False positives are an important part of a decision about something. We might overlook them when we’re trying to decide if something is valid or not because we usually want to make sure that our tests don’t fail to detect something. A false positive is the opposite: it mistakenly identifies or detects something as valid when it isn’t.
For example, if you have to decide whether an incoming piece of email is spam or not, you’d want to make sure that no spam gets through. You don’t want it to fail to detect some spam. It’s very annoying to receive spam, and today a workplace email system can receive hundreds of thousands of spams a day. Of course, the most efficient way of making sure you get all the spam is to zap 100% of all incoming emails–then you’ll never get any spam.
But you’ll also never get any valid email. So the system needs to decide: is this piece of email spam or not? Ideally the system should truly detect all spam, but also not falsely say an email is spam when it isn’t. Otherwise you’ll miss getting valid emails like that super job offer.
The system where I work has a mechanism where you receive an email with a list of all the blocked spam. The idea is that you can go into that email and check to see if any valid emails have been blocked. This email comes several times a day. I think I looked once, like 6 months ago and haven’t done it since. So for all I know I’m missing tons of valid emails–the false positives.

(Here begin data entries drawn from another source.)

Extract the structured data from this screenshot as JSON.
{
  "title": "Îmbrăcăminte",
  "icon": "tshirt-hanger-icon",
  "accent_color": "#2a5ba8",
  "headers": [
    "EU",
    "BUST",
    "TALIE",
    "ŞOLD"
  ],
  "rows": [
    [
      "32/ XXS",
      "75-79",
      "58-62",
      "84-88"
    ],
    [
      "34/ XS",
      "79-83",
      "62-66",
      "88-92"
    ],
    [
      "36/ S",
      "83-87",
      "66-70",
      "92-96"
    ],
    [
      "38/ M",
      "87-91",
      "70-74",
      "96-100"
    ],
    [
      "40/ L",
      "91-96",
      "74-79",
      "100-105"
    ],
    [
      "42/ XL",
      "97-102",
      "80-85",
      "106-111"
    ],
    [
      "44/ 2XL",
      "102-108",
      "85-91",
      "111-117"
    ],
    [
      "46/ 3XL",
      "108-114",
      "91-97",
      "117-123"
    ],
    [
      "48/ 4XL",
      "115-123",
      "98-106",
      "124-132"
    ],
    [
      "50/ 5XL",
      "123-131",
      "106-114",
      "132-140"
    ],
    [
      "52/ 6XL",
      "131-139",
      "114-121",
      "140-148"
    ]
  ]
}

Let’s say you get a test for cancer and it comes back positive. This is obviously very worrying. Some cancers have high mortality rates. Some give a very short life expectancy. But cancer doesn’t have to be a death sentence. As I understand it there are several reasons for this (some medical, and since I’m not a doctor I won’t go into them since I don’t want to type something incorrect. However, I would read up on this; I personally found Stephen Jay Gould’s description of his own battle with cancer very illuminating.*)
One of the statistical comforts one might draw however is that your test might be a false positive. In fact it’s common that the positive result is likely to be false, especially if the underlying incidence of the disease is unlikely.

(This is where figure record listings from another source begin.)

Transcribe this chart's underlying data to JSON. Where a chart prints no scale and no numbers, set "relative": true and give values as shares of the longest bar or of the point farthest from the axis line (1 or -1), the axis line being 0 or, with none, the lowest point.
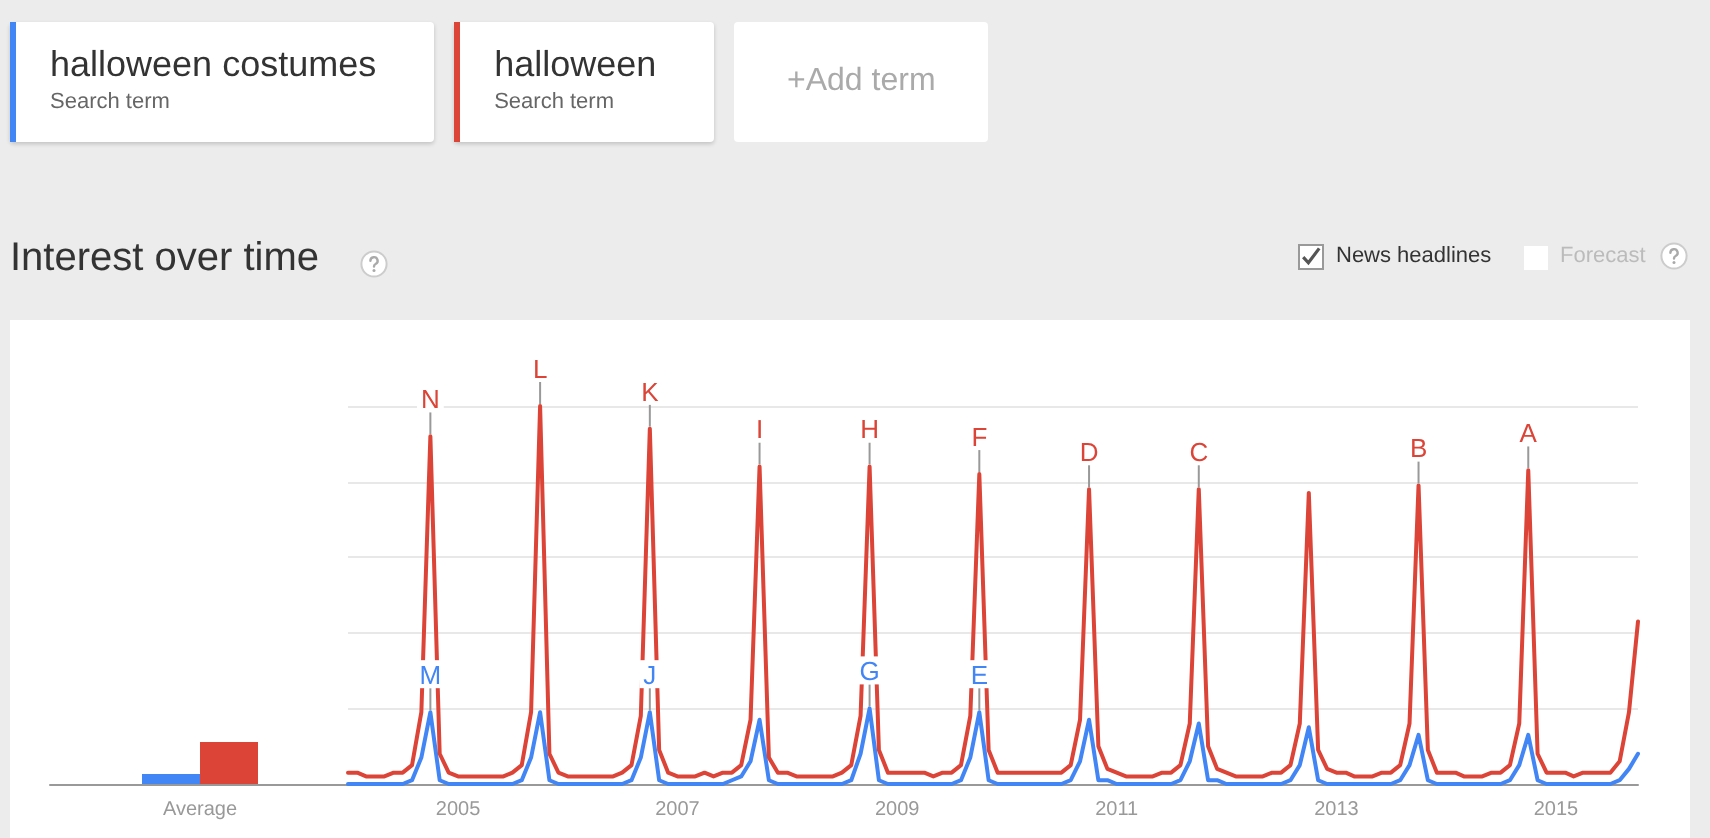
{
  "chart_data": [
    {
      "type": "bar",
      "categories": [
        "Average"
      ],
      "relative": true,
      "series": [
        {
          "color": "#4285f4",
          "values": [
            0.24
          ]
        },
        {
          "color": "#db4437",
          "values": [
            1
          ]
        }
      ]
    },
    {
      "type": "line",
      "title": "Interest over time",
      "relative": true,
      "grid": "y",
      "marker": "none",
      "legend": "top left",
      "annotations": [
        "Search term",
        "Search term",
        "+Add term",
        "News headlines",
        "Forecast",
        {
          "text": "N",
          "x": "2004-10",
          "y": 0.92
        },
        {
          "text": "M",
          "x": "2004-10",
          "y": 0.19
        },
        {
          "text": "L",
          "x": "2005-10",
          "y": 1.0
        },
        {
          "text": "K",
          "x": "2006-10",
          "y": 0.94
        },
        {
          "text": "J",
          "x": "2006-10",
          "y": 0.19
        },
        {
          "text": "I",
          "x": "2007-10",
          "y": 0.84
        },
        {
          "text": "H",
          "x": "2008-10",
          "y": 0.84
        },
        {
          "text": "G",
          "x": "2008-10",
          "y": 0.2
        },
        {
          "text": "F",
          "x": "2009-10",
          "y": 0.82
        },
        {
          "text": "E",
          "x": "2009-10",
          "y": 0.19
        },
        {
          "text": "D",
          "x": "2010-10",
          "y": 0.78
        },
        {
          "text": "C",
          "x": "2011-10",
          "y": 0.78
        },
        {
          "text": "B",
          "x": "2013-10",
          "y": 0.79
        },
        {
          "text": "A",
          "x": "2014-10",
          "y": 0.83
        }
      ],
      "xlim": [
        "2004-01",
        "2015-10"
      ],
      "xticks": [
        "2005",
        "2007",
        "2009",
        "2011",
        "2013",
        "2015"
      ],
      "x": [
        "2004-01",
        "2004-02",
        "2004-03",
        "2004-04",
        "2004-05",
        "2004-06",
        "2004-07",
        "2004-08",
        "2004-09",
        "2004-10",
        "2004-11",
        "2004-12",
        "2005-01",
        "2005-02",
        "2005-03",
        "2005-04",
        "2005-05",
        "2005-06",
        "2005-07",
        "2005-08",
        "2005-09",
        "2005-10",
        "2005-11",
        "2005-12",
        "2006-01",
        "2006-02",
        "2006-03",
        "2006-04",
        "2006-05",
        "2006-06",
        "2006-07",
        "2006-08",
        "2006-09",
        "2006-10",
        "2006-11",
        "2006-12",
        "2007-01",
        "2007-02",
        "2007-03",
        "2007-04",
        "2007-05",
        "2007-06",
        "2007-07",
        "2007-08",
        "2007-09",
        "2007-10",
        "2007-11",
        "2007-12",
        "2008-01",
        "2008-02",
        "2008-03",
        "2008-04",
        "2008-05",
        "2008-06",
        "2008-07",
        "2008-08",
        "2008-09",
        "2008-10",
        "2008-11",
        "2008-12",
        "2009-01",
        "2009-02",
        "2009-03",
        "2009-04",
        "2009-05",
        "2009-06",
        "2009-07",
        "2009-08",
        "2009-09",
        "2009-10",
        "2009-11",
        "2009-12",
        "2010-01",
        "2010-02",
        "2010-03",
        "2010-04",
        "2010-05",
        "2010-06",
        "2010-07",
        "2010-08",
        "2010-09",
        "2010-10",
        "2010-11",
        "2010-12",
        "2011-01",
        "2011-02",
        "2011-03",
        "2011-04",
        "2011-05",
        "2011-06",
        "2011-07",
        "2011-08",
        "2011-09",
        "2011-10",
        "2011-11",
        "2011-12",
        "2012-01",
        "2012-02",
        "2012-03",
        "2012-04",
        "2012-05",
        "2012-06",
        "2012-07",
        "2012-08",
        "2012-09",
        "2012-10",
        "2012-11",
        "2012-12",
        "2013-01",
        "2013-02",
        "2013-03",
        "2013-04",
        "2013-05",
        "2013-06",
        "2013-07",
        "2013-08",
        "2013-09",
        "2013-10",
        "2013-11",
        "2013-12",
        "2014-01",
        "2014-02",
        "2014-03",
        "2014-04",
        "2014-05",
        "2014-06",
        "2014-07",
        "2014-08",
        "2014-09",
        "2014-10",
        "2014-11",
        "2014-12",
        "2015-01",
        "2015-02",
        "2015-03",
        "2015-04",
        "2015-05",
        "2015-06",
        "2015-07",
        "2015-08",
        "2015-09",
        "2015-10"
      ],
      "series": [
        {
          "name": "halloween costumes",
          "color": "#4285f4",
          "values": [
            0,
            0,
            0,
            0,
            0,
            0,
            0,
            0.01,
            0.07,
            0.19,
            0.01,
            0,
            0,
            0,
            0,
            0,
            0,
            0,
            0,
            0.01,
            0.07,
            0.19,
            0.01,
            0,
            0,
            0,
            0,
            0,
            0,
            0,
            0,
            0.01,
            0.07,
            0.19,
            0.01,
            0,
            0,
            0,
            0,
            0,
            0,
            0,
            0.01,
            0.02,
            0.06,
            0.17,
            0.01,
            0,
            0,
            0,
            0,
            0,
            0,
            0,
            0,
            0.01,
            0.08,
            0.2,
            0.01,
            0,
            0,
            0,
            0,
            0,
            0,
            0,
            0,
            0.01,
            0.07,
            0.19,
            0.01,
            0,
            0,
            0,
            0,
            0,
            0,
            0,
            0,
            0.01,
            0.06,
            0.17,
            0.01,
            0.01,
            0,
            0,
            0,
            0,
            0,
            0,
            0,
            0.01,
            0.06,
            0.16,
            0.01,
            0.01,
            0,
            0,
            0,
            0,
            0,
            0,
            0,
            0.01,
            0.05,
            0.15,
            0.01,
            0,
            0,
            0,
            0,
            0,
            0,
            0,
            0,
            0.01,
            0.05,
            0.13,
            0.01,
            0,
            0,
            0,
            0,
            0,
            0,
            0,
            0,
            0.01,
            0.05,
            0.13,
            0.01,
            0,
            0,
            0,
            0,
            0,
            0,
            0,
            0,
            0.01,
            0.04,
            0.08
          ]
        },
        {
          "name": "halloween",
          "color": "#db4437",
          "values": [
            0.03,
            0.03,
            0.02,
            0.02,
            0.02,
            0.03,
            0.03,
            0.05,
            0.19,
            0.92,
            0.08,
            0.03,
            0.02,
            0.02,
            0.02,
            0.02,
            0.02,
            0.02,
            0.03,
            0.05,
            0.19,
            1.0,
            0.08,
            0.03,
            0.02,
            0.02,
            0.02,
            0.02,
            0.02,
            0.02,
            0.03,
            0.05,
            0.18,
            0.94,
            0.09,
            0.03,
            0.02,
            0.02,
            0.02,
            0.03,
            0.02,
            0.03,
            0.03,
            0.05,
            0.17,
            0.84,
            0.07,
            0.03,
            0.03,
            0.02,
            0.02,
            0.02,
            0.02,
            0.02,
            0.03,
            0.05,
            0.18,
            0.84,
            0.09,
            0.03,
            0.03,
            0.03,
            0.03,
            0.03,
            0.02,
            0.03,
            0.03,
            0.05,
            0.18,
            0.82,
            0.09,
            0.03,
            0.03,
            0.03,
            0.03,
            0.03,
            0.03,
            0.03,
            0.03,
            0.05,
            0.17,
            0.78,
            0.1,
            0.04,
            0.03,
            0.02,
            0.02,
            0.02,
            0.02,
            0.03,
            0.03,
            0.05,
            0.16,
            0.78,
            0.1,
            0.04,
            0.03,
            0.02,
            0.02,
            0.02,
            0.02,
            0.03,
            0.03,
            0.05,
            0.16,
            0.77,
            0.09,
            0.04,
            0.03,
            0.03,
            0.02,
            0.02,
            0.02,
            0.03,
            0.03,
            0.05,
            0.16,
            0.79,
            0.09,
            0.03,
            0.03,
            0.03,
            0.02,
            0.02,
            0.02,
            0.03,
            0.03,
            0.05,
            0.16,
            0.83,
            0.08,
            0.03,
            0.03,
            0.03,
            0.02,
            0.03,
            0.03,
            0.03,
            0.03,
            0.06,
            0.19,
            0.43
          ]
        }
      ]
    }
  ]
}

Consider a disease or cancer that occurs in about 1 person in 100. In 100 people therefore one person has cancer. Now take a test that can detect cancers all the time (and it therefore detects hers). But the test also indicates that 9 other people have cancer. What are your chances that you actually have cancer if it comes up positive?

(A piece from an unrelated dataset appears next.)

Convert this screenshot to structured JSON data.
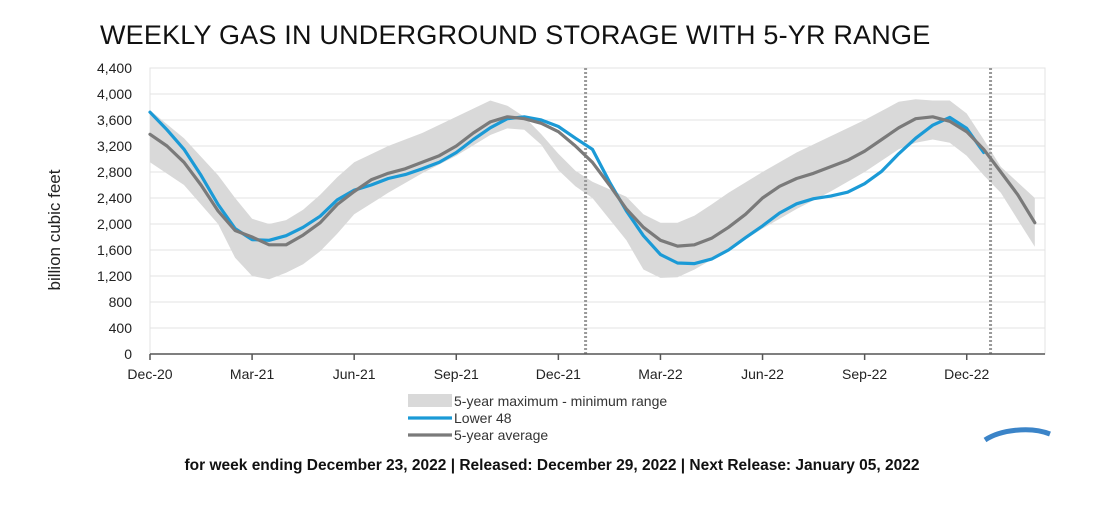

Well you can see that it’s only 10%. One person has cancer and came up positive, but 9 others also came up positive. That’s 10 positives: false positives. Only 1 was real. Even if the test was improved considerably, so that it only picked up 1 other false positive your chances are still 50-50 that you have cancer. Your best advice there is to get a second opinion.
*The Gould essay is in Full House and is called “A personal essay.” It too is a statistical story, this time on his deepening understanding of the diagnosis “the median mortality is 8 months” and why that wasn’t a death sentence. An earlier version called “the median is not the message” is featured on Steve Dunn’s cancer website here.
A final note: we often pay more attention as well to group averages and overall patterns, but then attempt to infer the characteristics of an individual from that average. Call it stereotyping, the ecological fallacy, racism, profiling, or “the median is not the message” but this is a powerful problem of our times.